Results from the single-center, non-randomized study of 18F 3’-F-PIB in Belgium were presented on a poster at the HAI meeting in Chicago. The first step of the study, which involved dynamic, whole-body PET scans on six healthy volunteers ages 51-73, established the compound’s effective dose (33.8mSv/MBq +/- 3.4 SD), showed it was safe, and set the injected activity to 185 MBq for the next stage of the study. This step aimed at optimizing the imaging procedure, and toward this goal performed dynamic brain PET scanning on three normal volunteers and three AD patients. All AD subjects showed higher specific binding in cortical regions—particularly in the frontal and lateral temporal cortex and posterior cingulate—relative to the healthy controls. Other brain areas, including the occipital cortex, had lower relative uptake ratios. Uptake ratios and distribution volume ratios (DVRs; see Part 1 in this series) were similar in white matter across all patients.
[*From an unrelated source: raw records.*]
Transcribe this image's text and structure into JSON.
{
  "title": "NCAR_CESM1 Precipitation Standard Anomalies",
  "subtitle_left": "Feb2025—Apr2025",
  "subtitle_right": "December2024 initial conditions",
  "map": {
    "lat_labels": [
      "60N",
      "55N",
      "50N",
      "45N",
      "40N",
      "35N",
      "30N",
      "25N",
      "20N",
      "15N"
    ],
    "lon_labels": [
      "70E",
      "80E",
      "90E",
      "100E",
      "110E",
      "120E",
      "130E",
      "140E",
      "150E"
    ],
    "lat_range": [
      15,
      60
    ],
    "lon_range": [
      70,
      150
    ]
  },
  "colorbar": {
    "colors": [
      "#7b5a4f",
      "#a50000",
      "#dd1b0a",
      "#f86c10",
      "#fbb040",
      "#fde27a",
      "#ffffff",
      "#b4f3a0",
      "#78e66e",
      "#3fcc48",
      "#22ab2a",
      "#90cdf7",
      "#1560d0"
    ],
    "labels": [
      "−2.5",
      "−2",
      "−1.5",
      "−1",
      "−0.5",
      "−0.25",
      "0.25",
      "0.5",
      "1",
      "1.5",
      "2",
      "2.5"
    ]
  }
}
Ongoing studies with an additional 10 participants (five AD, five normal) will be presented at ICAD in July, and Phase 2 trials are scheduled to start in June at three European sites.

A side note: while 18F radiolabeling methods were being worked out, GE Healthcare made an 11C-labeled version of 3’-F-PIB. This compound first went into humans two years ago in studies led by Juha Rinne at the Turku PET Centre in Finland. As presented at the HAI meeting on a poster, 11C 3’-F-PIB works well as an amyloid tracer. It shows increased uptake in the frontal, parietal, anterior cingulate, posterior cingulate, and occipital cortex of AD patients relative to healthy controls. The researchers found no significant change in 11C 3’-F-PIB uptake during AD progression over one year, consistent with previous experiments using [11C]PIB, which also show that PIB retention has plateaued by the time a person receives a clinical diagnosis of AD. The fact that 11C 3’-F-PIB did well in the Turku human studies gave GE Healthcare the go-ahead to continue working on the 18F-labeled 3’-F-PIB, the compound headed toward commercial use.

As mentioned above, the HAI audience also heard from Gary Small, who summarized recent findings and preliminary data from several studies with FDDNP, an amyloid PET tracer he co-invented. In a study of 59 non-demented ApoE4 carriers and non-carriers, his team found higher FDDNP binding in ApoE4 carriers, particularly in the medial temporal region. In a study involving patients with Down syndrome, which has been proposed as a model for studying AD, Small and colleagues observed that age and behavioral symptoms were correlated with global FDDNP signal—the older and/or more severe the behavioral symptoms, the higher the FDDNP signal. For further research on FDDNP, see Noda et al., 2008.

In a conversation with this reporter after the meeting, Klunk envisioned a day when amyloid imaging might do for AD what colonoscopy has done for colon cancer—reliably predict who will need intervention years down the road. Many studies, including those presented by keynote speaker David Bennett of Rush University Medical Center, Chicago, have converged on the idea that amyloid deposition is a very early event in the long path to AD diagnosis and that effective interventions will be needed before the MCI stage. We may not know what the future of AD treatment holds, but we do know, as Bennett reminded the audience in his talk title, that “in the beginning…there was amyloid.”—Esther Landhuis.